Fishermen's Association president Jimmy Magner, vice president Julian Magras and Olsen expressed fears Tuesday that Tobias would not act in their best interests. "We have heard him say that he is interested only in the fish, not in the fishermen," Magras said.
Tobias will take Kojis' seat on the Caribbean Fishery Management Council, the policymaking group that manages fisheries in federal waters.
Plaskett said he thought the fishermen's worries were "disingenuous." "As I've indicated," he said, "Tobias, in these last three months won't be in a position to change rules or regulations in that time span. He will be administering the status quo, which the fishermen's association assisted in bringing to reality by negotiations with the federal regulators."
Olsen said a DPNR official told him more than a week ago that the position was his. He said he had signed a job offer, and "it's only reasonable to think you have the job."
Plaskett said, "The final decision is mine. David Olsen has never spoken to me about this position. You are not hired until you have a NOPA [Notice of Personnel Action]."

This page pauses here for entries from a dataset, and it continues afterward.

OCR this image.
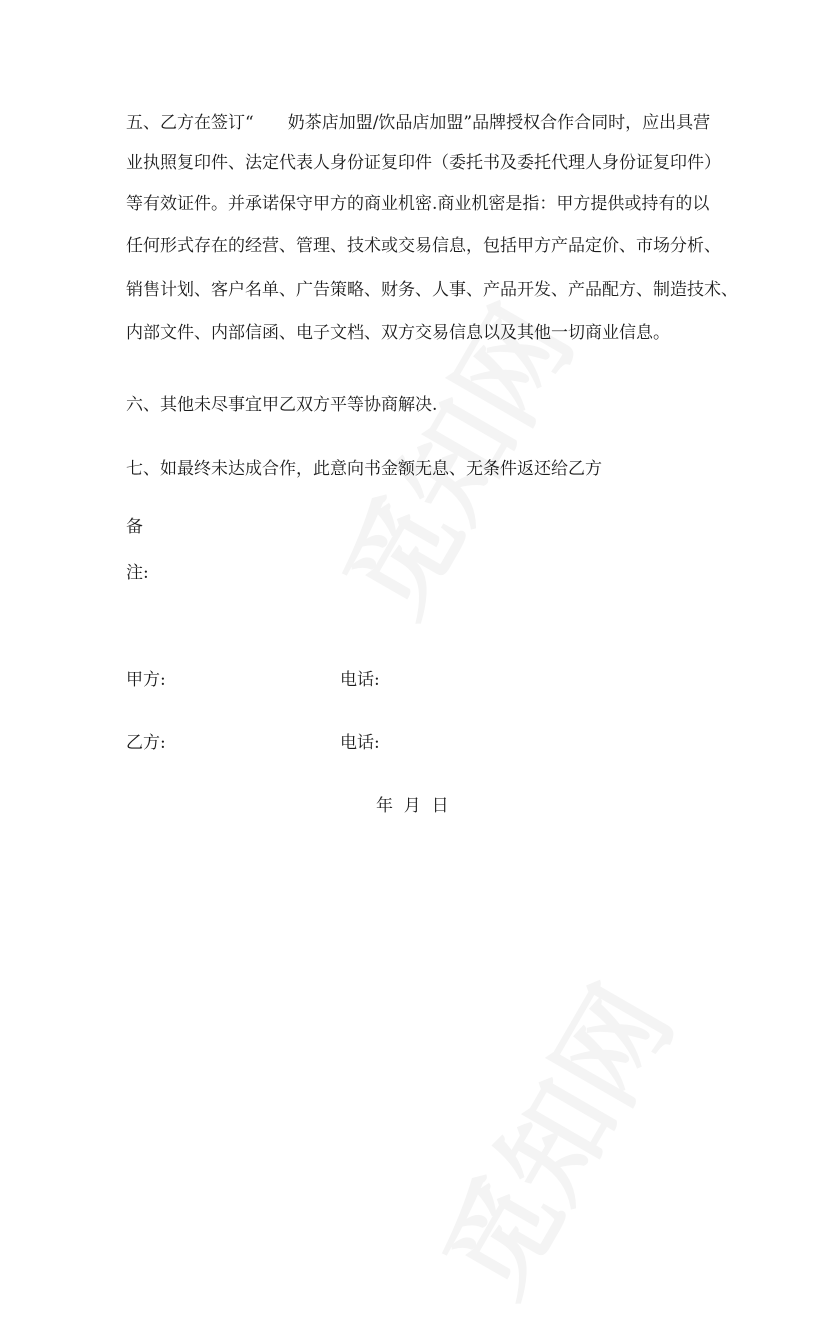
五、乙方在签订“　　奶茶店加盟/饮品店加盟”品牌授权合作合同时，应出具营
业执照复印件、法定代表人身份证复印件（委托书及委托代理人身份证复印件）
等有效证件。并承诺保守甲方的商业机密.商业机密是指：甲方提供或持有的以
任何形式存在的经营、管理、技术或交易信息，包括甲方产品定价、市场分析、
销售计划、客户名单、广告策略、财务、人事、产品开发、产品配方、制造技术、
内部文件、内部信函、电子文档、双方交易信息以及其他一切商业信息。
六、其他未尽事宜甲乙双方平等协商解决.
七、如最终未达成合作，此意向书金额无息、无条件返还给乙方
备
注:
甲方:	电话:
乙方:	电话:
年  月  日
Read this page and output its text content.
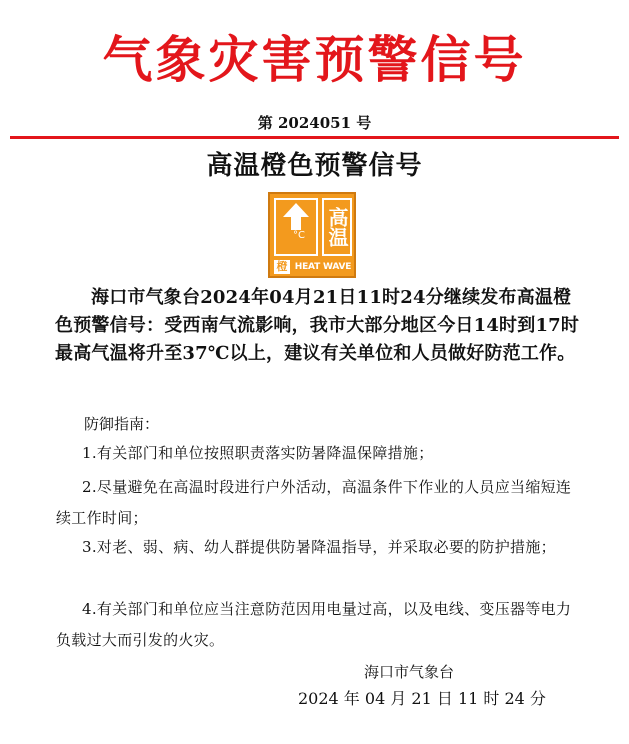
气象灾害预警信号
第 2024051 号
高温橙色预警信号
°C 高温
橙 HEAT WAVE
海口市气象台2024年04月21日11时24分继续发布高温橙色预警信号：受西南气流影响，我市大部分地区今日14时到17时最高气温将升至37℃以上，建议有关单位和人员做好防范工作。
防御指南：
1.有关部门和单位按照职责落实防暑降温保障措施；
2.尽量避免在高温时段进行户外活动，高温条件下作业的人员应当缩短连续工作时间；
3.对老、弱、病、幼人群提供防暑降温指导，并采取必要的防护措施；
4.有关部门和单位应当注意防范因用电量过高，以及电线、变压器等电力负载过大而引发的火灾。
海口市气象台
2024 年 04 月 21 日 11 时 24 分
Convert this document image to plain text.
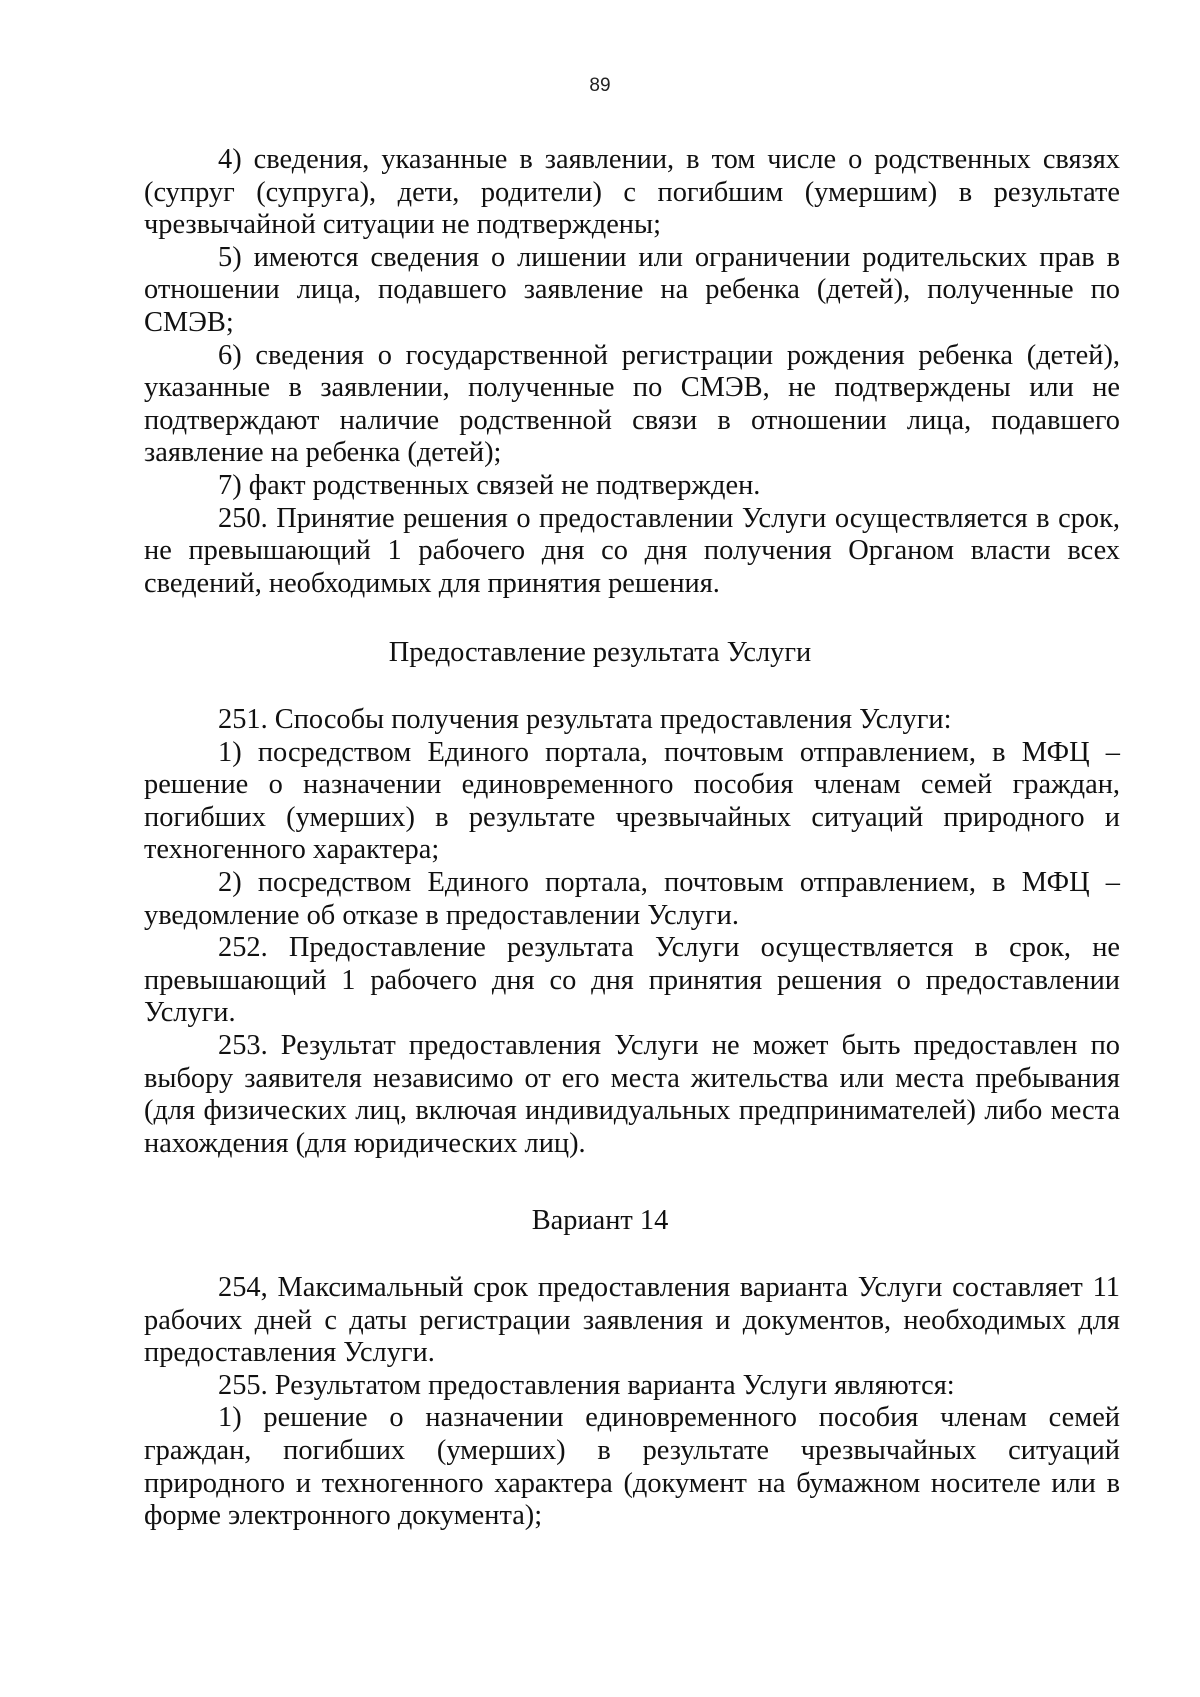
89

4) сведения, указанные в заявлении, в том числе о родственных связях (супруг (супруга), дети, родители) с погибшим (умершим) в результате чрезвычайной ситуации не подтверждены;

5) имеются сведения о лишении или ограничении родительских прав в отношении лица, подавшего заявление на ребенка (детей), полученные по СМЭВ;

6) сведения о государственной регистрации рождения ребенка (детей), указанные в заявлении, полученные по СМЭВ, не подтверждены или не подтверждают наличие родственной связи в отношении лица, подавшего заявление на ребенка (детей);

7) факт родственных связей не подтвержден.

250. Принятие решения о предоставлении Услуги осуществляется в срок, не превышающий 1 рабочего дня со дня получения Органом власти всех сведений, необходимых для принятия решения.

Предоставление результата Услуги

251. Способы получения результата предоставления Услуги:

1) посредством Единого портала, почтовым отправлением, в МФЦ – решение о назначении единовременного пособия членам семей граждан, погибших (умерших) в результате чрезвычайных ситуаций природного и техногенного характера;

2) посредством Единого портала, почтовым отправлением, в МФЦ – уведомление об отказе в предоставлении Услуги.

252. Предоставление результата Услуги осуществляется в срок, не превышающий 1 рабочего дня со дня принятия решения о предоставлении Услуги.

253. Результат предоставления Услуги не может быть предоставлен по выбору заявителя независимо от его места жительства или места пребывания (для физических лиц, включая индивидуальных предпринимателей) либо места нахождения (для юридических лиц).

Вариант 14

254, Максимальный срок предоставления варианта Услуги составляет 11 рабочих дней с даты регистрации заявления и документов, необходимых для предоставления Услуги.

255. Результатом предоставления варианта Услуги являются:

1) решение о назначении единовременного пособия членам семей граждан, погибших (умерших) в результате чрезвычайных ситуаций природного и техногенного характера (документ на бумажном носителе или в форме электронного документа);
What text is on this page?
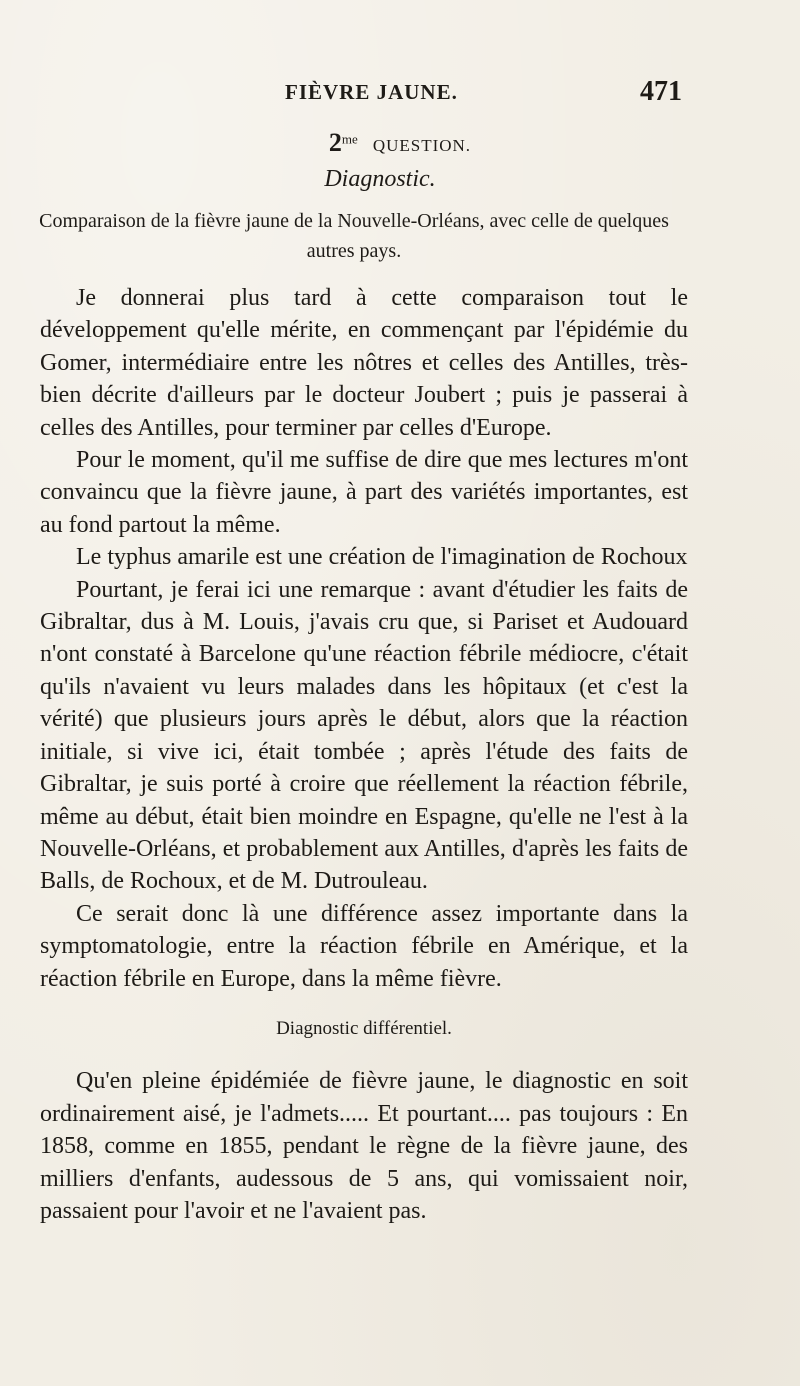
FIÈVRE JAUNE.	471
$2^{me}$ QUESTION.
Diagnostic.
Comparaison de la fièvre jaune de la Nouvelle-Orléans, avec celle de quelques autres pays.

Je donnerai plus tard à cette comparaison tout le développement qu'elle mérite, en commençant par l'épidémie du Gomer, intermédiaire entre les nôtres et celles des Antilles, très-bien décrite d'ailleurs par le docteur Joubert ; puis je passerai à celles des Antilles, pour terminer par celles d'Europe.

Pour le moment, qu'il me suffise de dire que mes lectures m'ont convaincu que la fièvre jaune, à part des variétés importantes, est au fond partout la même.

Le typhus amarile est une création de l'imagination de Rochoux

Pourtant, je ferai ici une remarque : avant d'étudier les faits de Gibraltar, dus à M. Louis, j'avais cru que, si Pariset et Audouard n'ont constaté à Barcelone qu'une réaction fébrile médiocre, c'était qu'ils n'avaient vu leurs malades dans les hôpitaux (et c'est la vérité) que plusieurs jours après le début, alors que la réaction initiale, si vive ici, était tombée ; après l'étude des faits de Gibraltar, je suis porté à croire que réellement la réaction fébrile, même au début, était bien moindre en Espagne, qu'elle ne l'est à la Nouvelle-Orléans, et probablement aux Antilles, d'après les faits de Balls, de Rochoux, et de M. Dutrouleau.

Ce serait donc là une différence assez importante dans la symptomatologie, entre la réaction fébrile en Amérique, et la réaction fébrile en Europe, dans la même fièvre.

Diagnostic différentiel.

Qu'en pleine épidémiée de fièvre jaune, le diagnostic en soit ordinairement aisé, je l'admets..... Et pourtant.... pas toujours : En 1858, comme en 1855, pendant le règne de la fièvre jaune, des milliers d'enfants, audessous de 5 ans, qui vomissaient noir, passaient pour l'avoir et ne l'avaient pas.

The two-year-old fishermen's association has been an active voice in defending the territory's waters and V.I. fishermen's rights. Magner, Magras, Olsen and others regularly attend the federal Fishery Management Council meetings and make the fishermen's concerns known.
Olsen said, "Plaskett's claim that Tobias won't have influence is not the case because no one is overseeing him, and he will be attending council meetings. The fishery advisory council meets on a monthly basis."
Olsen said the V. I. fishing industry pulls in about $10 million annually. "That's the figure for direct sales," he said, adding that the figure is closer to $35 million when then the markup to restaurants and hotels is factored.
"Everyone thinks that fishing is a hokey thing, where fishermen sell their catch on the street out of the backs of trucks," Olsen said. "Our landings annually approach two million pounds, at $5 for fish and $8 for lobster. It's an industry this government fails to understand; its only approach to the industry is from regulation and restriction issues."